Martha M. Vertreace
The snow stuns the sky into quiet
only the lake understands,
restive beyond the gray stone breakwater.
Across the street, my neighbor knows
a green hope weaves a wooden trellis
over a fresh-powdered walk, his jacket,
a plaid patch on the shed doorknob.
His brown daughter sprouts bud breasts
under her sweatshirt; twirls tendrils
of dark braids, then steadies the plank
with both hands as her eyes follow
his hammer's arc.
In her, I am twelve
again, New Year's Eve: my mother and I
sleep early—she, in their pink room,
I where my brother and I share bunks,
walls not repainted pre-war blue
when we move in, little floor space
for second-hand chairs, desks,
chests-of-drawers.

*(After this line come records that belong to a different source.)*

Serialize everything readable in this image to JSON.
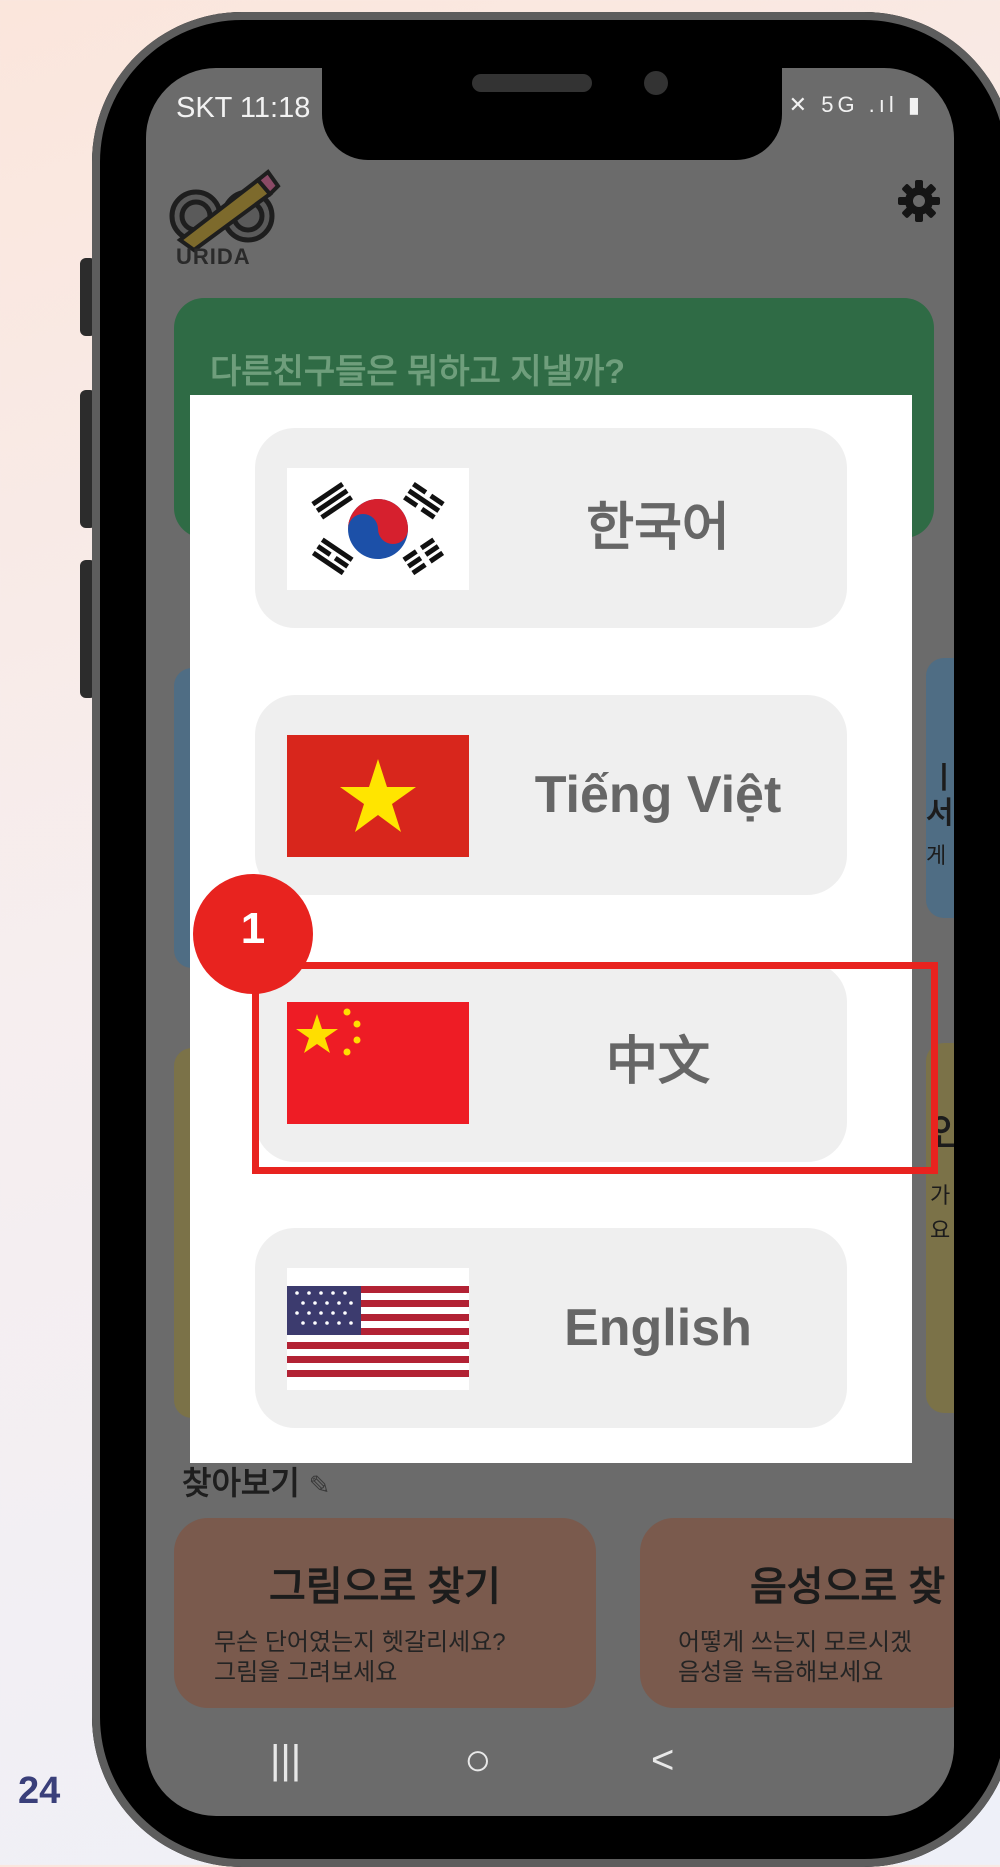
{
  "page_number": "24",
  "status_bar": {
    "time": "SKT 11:18",
    "icons": "✕ 5G .ıl ▮"
  },
  "app": {
    "logo_text": "URIDA",
    "banner_text": "다른친구들은 뭐하고 지낼까?",
    "peek_text_1": "ㅣ",
    "peek_text_2": "서브",
    "peek_text_3": "게",
    "peek_text_4": "인",
    "peek_text_5": "가",
    "peek_text_6": "요",
    "section_title": "찾아보기",
    "tiles": [
      {
        "title": "그림으로 찾기",
        "desc": "무슨 단어였는지 헷갈리세요?\n그림을 그려보세요"
      },
      {
        "title": "음성으로 찾",
        "desc": "어떻게 쓰는지 모르시겠\n음성을 녹음해보세요"
      }
    ]
  },
  "language_dialog": {
    "options": [
      {
        "label": "한국어",
        "flag": "korea-flag"
      },
      {
        "label": "Tiếng Việt",
        "flag": "vietnam-flag"
      },
      {
        "label": "中文",
        "flag": "china-flag"
      },
      {
        "label": "English",
        "flag": "usa-flag"
      }
    ]
  },
  "annotation": {
    "step": "1",
    "highlight_color": "#e8231f"
  },
  "navbar": {
    "recents": "|||",
    "home": "○",
    "back": "<"
  }
}
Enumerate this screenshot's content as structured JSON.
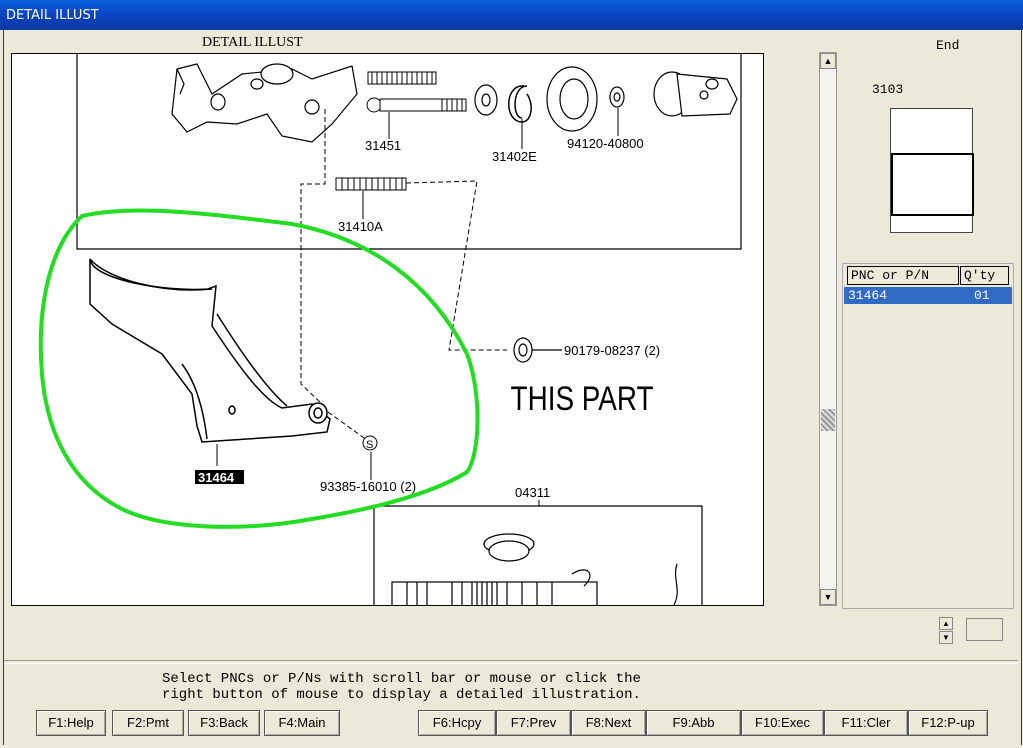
{
  "window": {
    "title": "DETAIL ILLUST"
  },
  "illustration": {
    "title": "DETAIL ILLUST",
    "labels": {
      "p31451": "31451",
      "p31402E": "31402E",
      "p94120": "94120-40800",
      "p31410A": "31410A",
      "p90179": "90179-08237 (2)",
      "p31464": "31464",
      "p93385": "93385-16010 (2)",
      "p04311": "04311",
      "annotation": "THIS PART",
      "bolt_symbol": "S"
    },
    "highlight_color": "#22dd22"
  },
  "side": {
    "end_label": "End",
    "figure_code": "3103"
  },
  "parts_list": {
    "headers": [
      "PNC or P/N",
      "Q'ty"
    ],
    "rows": [
      {
        "pnc": "31464",
        "qty": "01"
      }
    ]
  },
  "status": {
    "line1": "Select PNCs or P/Ns with scroll bar or mouse or click the",
    "line2": "right button of mouse to display a detailed illustration."
  },
  "function_keys": {
    "f1": "F1:Help",
    "f2": "F2:Pmt",
    "f3": "F3:Back",
    "f4": "F4:Main",
    "f6": "F6:Hcpy",
    "f7": "F7:Prev",
    "f8": "F8:Next",
    "f9": "F9:Abb",
    "f10": "F10:Exec",
    "f11": "F11:Cler",
    "f12": "F12:P-up"
  }
}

Weak springs
give as sheets twine her ankles.
Pillowing in premature wishes,
we fear silver bullets
in my neighbor's pistol, his bayou way
of killing earthbound ghosts
when the old year dies,
and so it goes.
The last slats nailed in place,
the girl trails her father into a house
aflame with saffron light of melting snow,
holy surprise getting past the silence.
A nighthawk perches sideways in the ash
like a bundle of wet leaves, unfurls
her wings, then lifts into air
I thought too cold for flight.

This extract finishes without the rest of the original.